The Federal Marriage Amendment, to be presented Thursday at a news conference in Washington, would require ratification by both houses of Congress and the legislatures of 38 states to become law.
Gay-rights advocates describe the initiative as "gay-bashing," while its backers say the amendment would prevent judges from setting family policies that lack public support.
Matt Daniels, executive director of the Alliance for Marriage, said coalition members decided to propose the amendment because of fears that Vermont's year-old civil union law--granting marriage-like rights to same-sex couples--would spawn lawsuits nationwide by gays seeking similar rights.
"Let's challenge the homosexual movement to play fair on the playing field of democracy," Daniels said. "If they want the benefits of marriage allocated to a wider circle of groups, they need to convince the majority of people that it's the right thing."
The idea of a marriage amendment was raised in 1998 by an alliance of conservative Christian groups. Daniels' coalition doesn't include those organizations, but its 45-member advisory board has a strong religious tilt, including leaders of major black denominations, an Episcopal bishop, several Roman Catholic officials, and representatives of Jewish and Muslim groups. Its lay members include professors from Princeton University, Amherst College and the law schools of Harvard, Notre Dame and Louisiana State.
Daniels said members of Congress from both parties were prepared to support the amendment, but their names will be released later--not at Thursday's news conference. "We believe this is more important than partisan politics, so we'll announce it with no politicians at the microphone," he said.
"Congress won't act until the situation is more alarming to more people," Daniels said. "It will require more developments in the courts--but I have no doubt that it will happen."
Vermont legislators enacted the civil union bill last year in compliance with a state Supreme Court order saying same-sex couples were entitled to the same rights as heterosexual married couples. Since then, more than 2,300 civil union ceremonies have been performed in Vermont, mostly involving out-of-staters. Opponents of gay marriage predict that increasing numbers of those non-Vermont couples will turn to the courts in their own states, seeking recognition of their union.
One such case is now before Georgia's Court of Appeals, while seven Massachusetts couples have sued to overturn their state's ban on same-sex marriages.
The spokesman for a major gay-rights organization, David Smith of the Human Rights Council, denounced the proposed amendment as "a mean-spirited attack on gay families."
"It would create a constitutionally mandated second class of citizens," he said.
Daniels, however, said his Alexandria, Va.-based alliance was taking a "reasonable, centrist approach."

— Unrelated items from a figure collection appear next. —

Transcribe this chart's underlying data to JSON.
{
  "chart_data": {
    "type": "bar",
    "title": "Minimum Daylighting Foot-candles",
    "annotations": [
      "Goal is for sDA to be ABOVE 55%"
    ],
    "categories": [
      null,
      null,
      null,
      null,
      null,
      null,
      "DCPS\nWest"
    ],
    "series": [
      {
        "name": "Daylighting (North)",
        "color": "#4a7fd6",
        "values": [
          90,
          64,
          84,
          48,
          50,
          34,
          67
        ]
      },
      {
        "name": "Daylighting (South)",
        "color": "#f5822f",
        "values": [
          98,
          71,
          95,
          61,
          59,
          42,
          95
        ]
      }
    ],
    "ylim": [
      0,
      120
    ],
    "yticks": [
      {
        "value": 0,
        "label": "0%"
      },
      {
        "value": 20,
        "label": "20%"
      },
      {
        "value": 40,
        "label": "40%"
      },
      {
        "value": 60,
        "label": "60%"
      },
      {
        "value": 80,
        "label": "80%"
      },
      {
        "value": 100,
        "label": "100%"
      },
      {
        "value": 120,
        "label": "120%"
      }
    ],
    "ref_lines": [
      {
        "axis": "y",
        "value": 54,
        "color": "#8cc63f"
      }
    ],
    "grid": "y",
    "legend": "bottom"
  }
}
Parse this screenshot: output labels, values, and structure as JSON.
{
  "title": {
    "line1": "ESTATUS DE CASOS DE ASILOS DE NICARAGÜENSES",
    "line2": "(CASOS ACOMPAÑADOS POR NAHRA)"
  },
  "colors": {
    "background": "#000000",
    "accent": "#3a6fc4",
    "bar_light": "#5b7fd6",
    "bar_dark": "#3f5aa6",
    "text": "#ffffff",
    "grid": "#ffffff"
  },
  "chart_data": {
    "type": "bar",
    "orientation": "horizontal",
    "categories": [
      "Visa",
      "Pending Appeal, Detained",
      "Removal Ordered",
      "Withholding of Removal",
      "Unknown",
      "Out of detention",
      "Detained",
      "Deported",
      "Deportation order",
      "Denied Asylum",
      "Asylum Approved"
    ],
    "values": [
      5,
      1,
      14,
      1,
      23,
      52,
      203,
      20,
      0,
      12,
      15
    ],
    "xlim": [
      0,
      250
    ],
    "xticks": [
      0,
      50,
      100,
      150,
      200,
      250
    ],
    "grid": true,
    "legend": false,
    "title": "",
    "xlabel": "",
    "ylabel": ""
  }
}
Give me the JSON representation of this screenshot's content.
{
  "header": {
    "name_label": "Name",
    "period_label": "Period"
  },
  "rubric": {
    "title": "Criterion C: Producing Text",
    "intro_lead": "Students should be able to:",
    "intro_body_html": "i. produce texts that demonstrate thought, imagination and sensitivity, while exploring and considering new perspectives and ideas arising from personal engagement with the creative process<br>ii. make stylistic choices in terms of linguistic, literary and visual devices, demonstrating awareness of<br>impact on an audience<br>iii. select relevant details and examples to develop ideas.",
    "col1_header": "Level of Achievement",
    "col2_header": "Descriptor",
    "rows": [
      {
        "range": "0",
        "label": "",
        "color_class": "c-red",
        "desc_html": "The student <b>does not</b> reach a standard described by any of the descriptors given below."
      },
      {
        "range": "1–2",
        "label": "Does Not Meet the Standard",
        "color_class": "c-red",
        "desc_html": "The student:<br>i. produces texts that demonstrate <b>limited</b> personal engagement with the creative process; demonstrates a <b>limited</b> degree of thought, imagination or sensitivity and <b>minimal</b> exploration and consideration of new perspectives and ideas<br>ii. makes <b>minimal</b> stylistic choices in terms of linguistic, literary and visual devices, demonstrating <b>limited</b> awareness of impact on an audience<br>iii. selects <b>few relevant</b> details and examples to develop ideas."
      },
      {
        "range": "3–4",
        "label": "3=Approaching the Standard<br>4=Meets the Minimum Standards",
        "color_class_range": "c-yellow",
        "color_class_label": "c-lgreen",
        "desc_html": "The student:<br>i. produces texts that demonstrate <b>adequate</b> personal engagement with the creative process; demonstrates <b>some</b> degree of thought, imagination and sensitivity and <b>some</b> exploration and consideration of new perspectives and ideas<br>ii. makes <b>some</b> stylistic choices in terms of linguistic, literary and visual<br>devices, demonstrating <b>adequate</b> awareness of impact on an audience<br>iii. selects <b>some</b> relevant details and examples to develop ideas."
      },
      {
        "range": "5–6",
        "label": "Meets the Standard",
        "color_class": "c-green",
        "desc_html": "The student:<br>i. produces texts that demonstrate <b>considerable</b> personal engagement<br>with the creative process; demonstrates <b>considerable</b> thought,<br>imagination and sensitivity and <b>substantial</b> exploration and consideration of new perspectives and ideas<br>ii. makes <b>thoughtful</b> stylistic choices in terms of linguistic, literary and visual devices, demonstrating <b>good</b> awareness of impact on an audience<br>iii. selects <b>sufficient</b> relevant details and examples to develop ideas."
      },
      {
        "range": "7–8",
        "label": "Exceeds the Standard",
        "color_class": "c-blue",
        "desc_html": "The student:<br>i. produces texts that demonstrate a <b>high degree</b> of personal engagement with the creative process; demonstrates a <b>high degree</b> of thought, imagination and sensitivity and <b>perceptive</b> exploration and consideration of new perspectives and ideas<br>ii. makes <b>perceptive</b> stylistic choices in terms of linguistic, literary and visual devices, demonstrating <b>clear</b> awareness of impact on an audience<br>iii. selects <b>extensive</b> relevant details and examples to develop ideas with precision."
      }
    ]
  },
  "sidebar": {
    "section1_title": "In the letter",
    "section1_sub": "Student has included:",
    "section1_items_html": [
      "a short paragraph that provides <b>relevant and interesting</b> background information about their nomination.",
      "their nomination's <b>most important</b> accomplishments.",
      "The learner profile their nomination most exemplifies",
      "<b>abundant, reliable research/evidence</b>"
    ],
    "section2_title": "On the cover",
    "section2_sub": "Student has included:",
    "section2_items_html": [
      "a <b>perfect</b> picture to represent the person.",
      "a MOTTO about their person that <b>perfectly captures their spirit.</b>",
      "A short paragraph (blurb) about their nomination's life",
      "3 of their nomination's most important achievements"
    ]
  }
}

The amendment was supported in an editorial this month in the conservative magazine National Review, which called it "the only sure way to prevent a harmful and antidemocratic revolution in American law."
As drafted, the amendment would be just two sentences: "Marriage in the United States shall consist only of the union of a man and a woman.
"Neither this Constitution or the constitution of any state, nor state or federal law, shall be construed to require that marital status or the legal incidents thereof be conferred upon unmarried couples or groups."